Zorro : le musical
Sortir / Critique - écrit par riffhifi, le 10/02/2010 (Tags : zorro musical france theatre nouvelle paris scene
Les Folies Bergère accueillent la version française de Zorro, mise en scène par un Anglais... qui maîtrise son sujet au point de glisser dans un très bon spectacle "tout public" quelques clins d'œil pointus destinés aux ultrafans.
Depuis novembre dernier, les Folies Bergère accueillent la version musicale de Zorro, déjà titulaire d'un beau succès dans les pays anglo-saxons. Les communiqués de presse l'annonçaient comme une adaptation du roman Zorro écrit par Isabel Allende en 2005, mais heureusement, il n'en est rien : quel spectacle aurait-on pu tirer de l'enfance et de l'éducation d'un galopin qui, dans les toutes dernières minutes, aurait endossé le costume du justicier ? L'histoire se présente en réalité comme une habile synthèse des versions existantes, agencée
de façon à laisser un maximum de place à l'action.

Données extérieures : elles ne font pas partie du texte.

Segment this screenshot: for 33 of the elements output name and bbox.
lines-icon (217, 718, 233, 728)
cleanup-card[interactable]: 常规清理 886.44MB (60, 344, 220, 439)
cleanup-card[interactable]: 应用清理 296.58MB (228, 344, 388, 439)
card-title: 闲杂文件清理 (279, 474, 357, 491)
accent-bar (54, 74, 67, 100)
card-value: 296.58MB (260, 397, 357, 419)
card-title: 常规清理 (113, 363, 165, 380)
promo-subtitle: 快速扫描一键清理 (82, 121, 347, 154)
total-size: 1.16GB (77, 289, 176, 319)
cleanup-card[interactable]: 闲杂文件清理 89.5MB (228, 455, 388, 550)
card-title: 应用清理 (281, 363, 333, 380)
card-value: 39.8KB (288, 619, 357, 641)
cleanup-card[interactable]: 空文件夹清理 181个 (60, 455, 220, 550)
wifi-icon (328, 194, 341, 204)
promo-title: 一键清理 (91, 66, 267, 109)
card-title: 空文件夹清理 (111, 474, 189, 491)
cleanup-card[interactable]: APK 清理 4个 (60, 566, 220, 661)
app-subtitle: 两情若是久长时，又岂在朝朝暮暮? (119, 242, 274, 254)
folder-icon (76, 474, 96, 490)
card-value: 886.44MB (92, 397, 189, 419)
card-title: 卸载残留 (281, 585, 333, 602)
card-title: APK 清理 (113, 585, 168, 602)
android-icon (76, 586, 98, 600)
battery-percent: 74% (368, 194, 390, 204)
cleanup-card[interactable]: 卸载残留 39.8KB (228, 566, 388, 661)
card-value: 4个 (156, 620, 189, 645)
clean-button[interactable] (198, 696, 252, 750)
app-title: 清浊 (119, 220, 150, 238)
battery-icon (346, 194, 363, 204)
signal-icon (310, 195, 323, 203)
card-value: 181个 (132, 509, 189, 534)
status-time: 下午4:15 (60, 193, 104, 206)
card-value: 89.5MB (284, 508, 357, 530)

Dans le rôle du chœur grec chargé de narrer le récit en y prenant part, on trouve un petit groupe de gitans présidé par l'inattendu Georges Beller (mais quand on réalise qu'il était au générique de Moonraker, on ne s'étonne plus de le trouver nulle part) : recueillant à Barcelone un jeune Diego chassé de l'Académie pour son insolence, la troupe lui apprend l'art de la magie et lui donne le goût du déguisement... Jusqu'au jour où il apprend la mort de son père, et son remplacement au poste d'alcade par Ramon, le frère aîné de Diego. Alerté par la jolie Luisa de l'attitude passablement tyrannique de son frangin, le galopin remballe son insouciance et retourne en Californie avec un masque noir et une grande cape.
Une fois passée l'éventuelle appréhension d'avoir à faire à une version chantée de Zorro (la plupart des dialogues restent parlés) et d'essuyer le répertoire des Gipsy Kings que l'on n'imagine pas forcément en accord avec le sujet (à part Jobi Joba, les morceaux s'intègrent sans peine), on apprécie la cohérence et le dynamisme de l'ensemble, qui alterne et marie avec bonheur le flamenco (la scène tremble !), la comédie (tout public mais pas exempte d'allusions grivoises), l'émotion (si si) et le spectacle. Ce dernier point est évidemment le plus présent, avec logo enflammé en début de représentation, cascades à gogo (les doublures de Zorro sont parfois
vite repérées, mais qu'importe) et, bien entendu, duels à l'épée (sans doublure, pour le coup). Mais tout axé qu'il soit vers le divertissement, le show ne brade pas pour autant l'intrigue de fond : articuler le conflit autour d'une opposition entre frères, développer le rôle du Sergent Garcia pour lui offrir un véritable relief (autre que physique) sont autant d'excellentes idées qui permettent à cette déclinaison de tenir aisément tête à ses homologues cinématographiques ou télévisés. D'ailleurs, si l'on aurait pu s'attendre à un concert de références à la version Disney qui passe en boucle sur les petits écrans depuis cinquante ans, force est de constater que le spectacle préfère adresser des clins d'œil à deux autres adaptations : le film de 1920 avec Douglas Fairbanks (on retrouve un Diego affublé de boucles d'oreilles et ostensiblement efféminé) et celui de 1974 avec Alain Delon (notamment dans la scène de duel finale).
D'un enthousiasme rafraîchissant et d'une efficacité imparable, Zorro version musicale constitue un excellent divertissement, respectueux de ses aînés et de son public - auquel il épargne le côté Roméo et Juliette bêlant qu'il aurait pu craindre.